Whole Foods was not the first, however, but they were the leaders. They were well capitalized and able to acquire excellent regional players that in some cases were better than they, but whose skills improved the whole. This all happened within a relatively short period of time, and occurred because the traditional food industry didn’t have the foresight to grab it for themselves, instead tried to fight it out with the competition using the same rules – hi-low, EDLP - that had been used for years. Tried and true. But now they play catch-up in this area – some, however, doing an excellent job, and destined to take advantage of Whole Foods if they slip.

To say that the acquisition of Wild Oats will hurt the consumer because of higher prices could be a true statement in the short run. It is also conceivable that Whole Foods could take the same path of the majors by cutting costs first – usually labor. After all it is the quickest return aside from price hikes.
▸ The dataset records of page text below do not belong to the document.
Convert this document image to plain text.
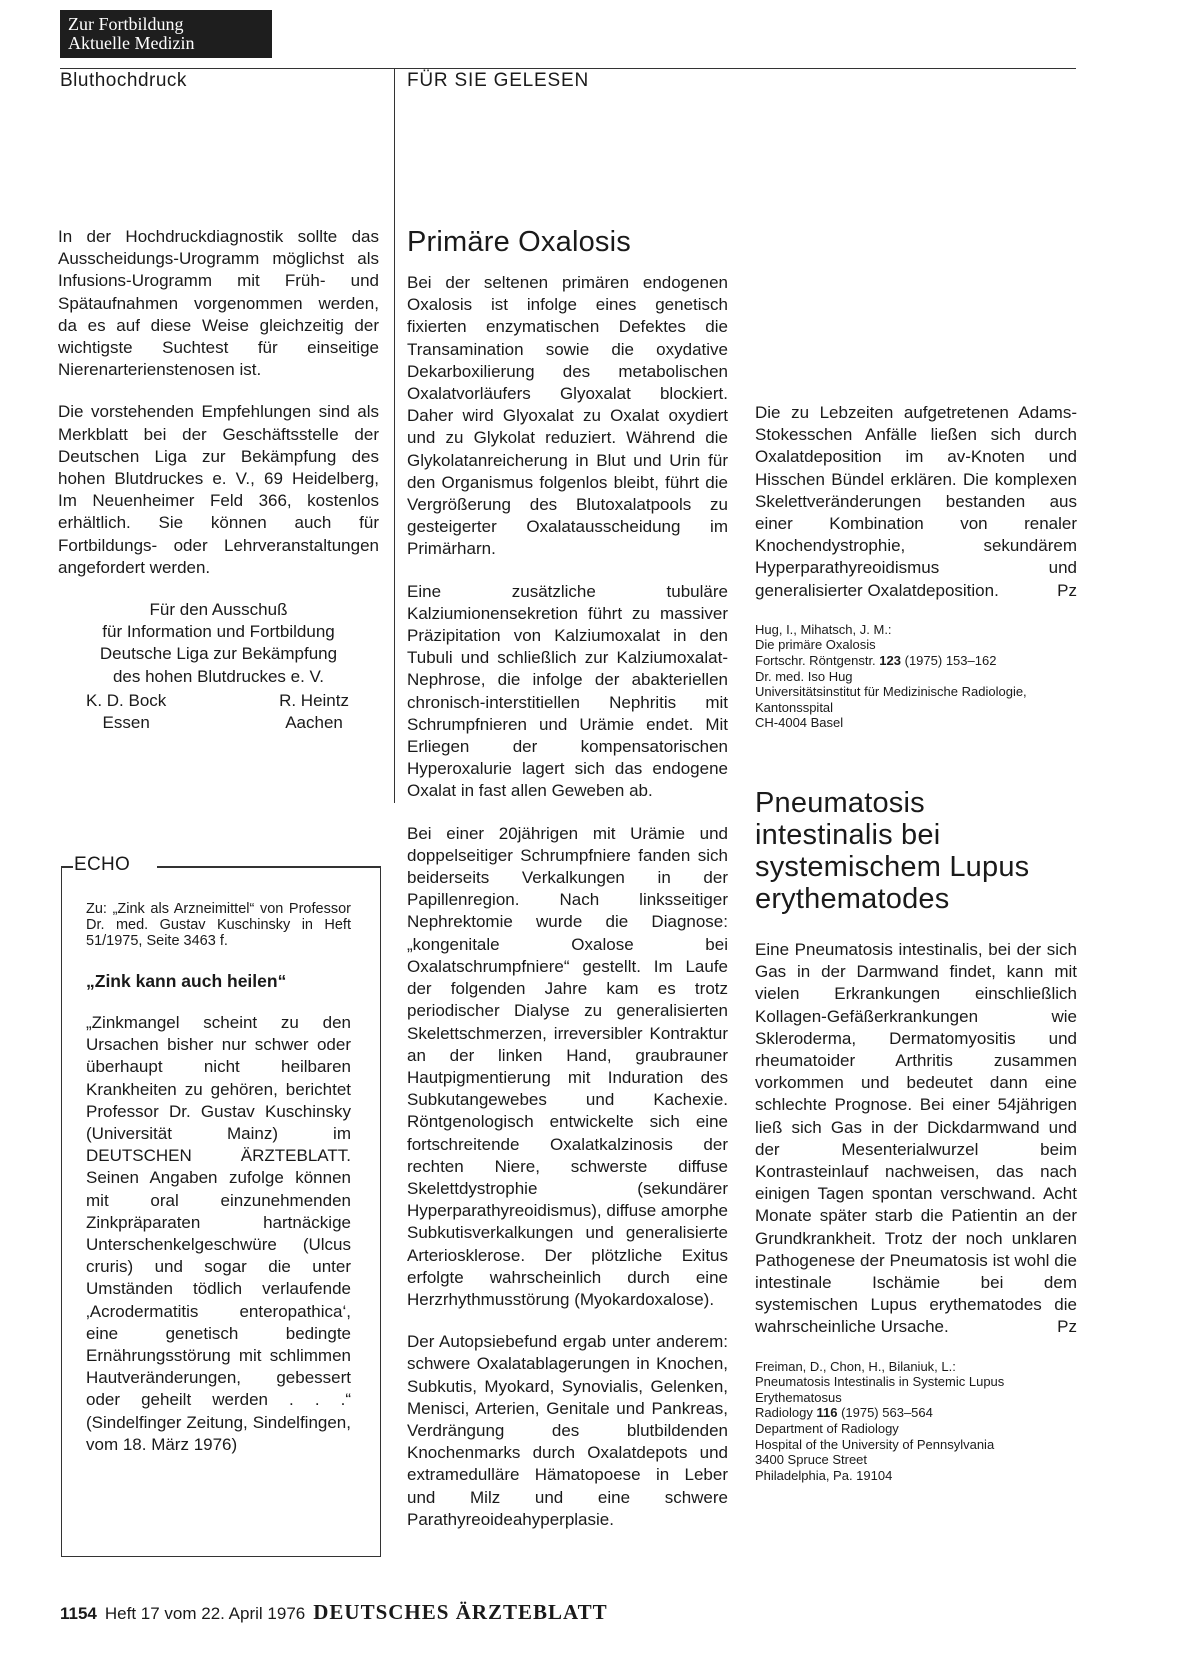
Zur Fortbildung
Aktuelle Medizin
Bluthochdruck	FÜR SIE GELESEN

In der Hochdruckdiagnostik sollte das Ausscheidungs-Urogramm möglichst als Infusions-Urogramm mit Früh- und Spätaufnahmen vorgenommen werden, da es auf diese Weise gleichzeitig der wichtigste Suchtest für einseitige Nierenarterienstenosen ist.

Die vorstehenden Empfehlungen sind als Merkblatt bei der Geschäftsstelle der Deutschen Liga zur Bekämpfung des hohen Blutdruckes e. V., 69 Heidelberg, Im Neuenheimer Feld 366, kostenlos erhältlich. Sie können auch für Fortbildungs- oder Lehrveranstaltungen angefordert werden.

Für den Ausschuß

für Information und Fortbildung

Deutsche Liga zur Bekämpfung

des hohen Blutdruckes e. V.

K. D. Bock
Essen
R. Heintz
Aachen
ECHO

Zu: „Zink als Arzneimittel“ von Professor Dr. med. Gustav Kuschinsky in Heft 51/1975, Seite 3463 f.

„Zink kann auch heilen“

„Zinkmangel scheint zu den Ursachen bisher nur schwer oder überhaupt nicht heilbaren Krankheiten zu gehören, berichtet Professor Dr. Gustav Kuschinsky (Universität Mainz) im DEUTSCHEN ÄRZTEBLATT. Seinen Angaben zufolge können mit oral einzunehmenden Zinkpräparaten hartnäckige Unterschenkelgeschwüre (Ulcus cruris) und sogar die unter Umständen tödlich verlaufende ‚Acrodermatitis enteropathica‘, eine genetisch bedingte Ernährungsstörung mit schlimmen Hautveränderungen, gebessert oder geheilt werden . . .“ (Sindelfinger Zeitung, Sindelfingen, vom 18. März 1976)

Primäre Oxalosis

Bei der seltenen primären endogenen Oxalosis ist infolge eines genetisch fixierten enzymatischen Defektes die Transamination sowie die oxydative Dekarboxilierung des metabolischen Oxalatvorläufers Glyoxalat blockiert. Daher wird Glyoxalat zu Oxalat oxydiert und zu Glykolat reduziert. Während die Glykolatanreicherung in Blut und Urin für den Organismus folgenlos bleibt, führt die Vergrößerung des Blutoxalatpools zu gesteigerter Oxalatausscheidung im Primärharn.

Eine zusätzliche tubuläre Kalziumionensekretion führt zu massiver Präzipitation von Kalziumoxalat in den Tubuli und schließlich zur Kalziumoxalat-Nephrose, die infolge der abakteriellen chronisch-interstitiellen Nephritis mit Schrumpfnieren und Urämie endet. Mit Erliegen der kompensatorischen Hyperoxalurie lagert sich das endogene Oxalat in fast allen Geweben ab.

Bei einer 20jährigen mit Urämie und doppelseitiger Schrumpfniere fanden sich beiderseits Verkalkungen in der Papillenregion. Nach linksseitiger Nephrektomie wurde die Diagnose: „kongenitale Oxalose bei Oxalatschrumpfniere“ gestellt. Im Laufe der folgenden Jahre kam es trotz periodischer Dialyse zu generalisierten Skelettschmerzen, irreversibler Kontraktur an der linken Hand, graubrauner Hautpigmentierung mit Induration des Subkutangewebes und Kachexie. Röntgenologisch entwickelte sich eine fortschreitende Oxalatkalzinosis der rechten Niere, schwerste diffuse Skelettdystrophie (sekundärer Hyperparathyreoidismus), diffuse amorphe Subkutisverkalkungen und generalisierte Arteriosklerose. Der plötzliche Exitus erfolgte wahrscheinlich durch eine Herzrhythmusstörung (Myokardoxalose).

Der Autopsiebefund ergab unter anderem: schwere Oxalatablagerungen in Knochen, Subkutis, Myokard, Synovialis, Gelenken, Menisci, Arterien, Genitale und Pankreas, Verdrängung des blutbildenden Knochenmarks durch Oxalatdepots und extramedulläre Hämatopoese in Leber und Milz und eine schwere Parathyreoideahyperplasie.

Die zu Lebzeiten aufgetretenen Adams-Stokesschen Anfälle ließen sich durch Oxalatdeposition im av-Knoten und Hisschen Bündel erklären. Die komplexen Skelettveränderungen bestanden aus einer Kombination von renaler Knochendystrophie, sekundärem Hyperparathyreoidismus und generalisierter Oxalatdeposition.	Pz

Hug, I., Mihatsch, J. M.:

Die primäre Oxalosis

Fortschr. Röntgenstr. 123 (1975) 153–162

Dr. med. Iso Hug

Universitätsinstitut für Medizinische Radiologie, Kantonsspital

CH-4004 Basel

Pneumatosis
intestinalis bei
systemischem Lupus
erythematodes

Eine Pneumatosis intestinalis, bei der sich Gas in der Darmwand findet, kann mit vielen Erkrankungen einschließlich Kollagen-Gefäßerkrankungen wie Skleroderma, Dermatomyositis und rheumatoider Arthritis zusammen vorkommen und bedeutet dann eine schlechte Prognose. Bei einer 54jährigen ließ sich Gas in der Dickdarmwand und der Mesenterialwurzel beim Kontrasteinlauf nachweisen, das nach einigen Tagen spontan verschwand. Acht Monate später starb die Patientin an der Grundkrankheit. Trotz der noch unklaren Pathogenese der Pneumatosis ist wohl die intestinale Ischämie bei dem systemischen Lupus erythematodes die wahrscheinliche Ursache.	Pz

Freiman, D., Chon, H., Bilaniuk, L.:

Pneumatosis Intestinalis in Systemic Lupus Erythematosus

Radiology 116 (1975) 563–564

Department of Radiology

Hospital of the University of Pennsylvania

3400 Spruce Street

Philadelphia, Pa. 19104

1154 Heft 17 vom 22. April 1976 DEUTSCHES ÄRZTEBLATT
But aside from corporate consolidation, I doubt it – that will hurt the package that they’ve worked so hard to build. It is conceivable that they will continue down the same path that made them successful. Their prices are already high, but they’re still the leader. But if they cross the line and even higher prices result, it will open the floodgates for increased competition – and not just from Wal-Mart, Safeway, Kroger and others. It most likely will occur from individuals out there that are doing what Whole Foods did years ago. There are retailers that do look for advantageous differences between themselves and the giants of the industry, and it’s these individual retailers who apart from the mainstream are the creative, the entrepreneurs, the risk takers, and the next up and coming competitors. To be the same is safe, but tough with so much competition. To be able to read the trends and go down a different path can have great rewards as Whole Foods has done before. This industry has broadened tremendously this past decade, and will grow even more with the aging baby boomers and the heightened emphasis on health. Food can be art. Food can appeal to the senses. Food can make us feel good for it nourishes the soul. Some people understand that and take advantage of it – I look forward to the outcome.





Finally, MNB user Jeff Davis had something to say about yesterday’s guest column by Art Turock about his experience at a USC football fantasy camp and what it taught him about business:

One of the all time great one-liners came from John McKay when he was the head coach of the then hapless Tampa Bay Buccaneers. After yet another loss McKay was asked what he thought about his teams execution.

His answer? "I think it’s a good idea."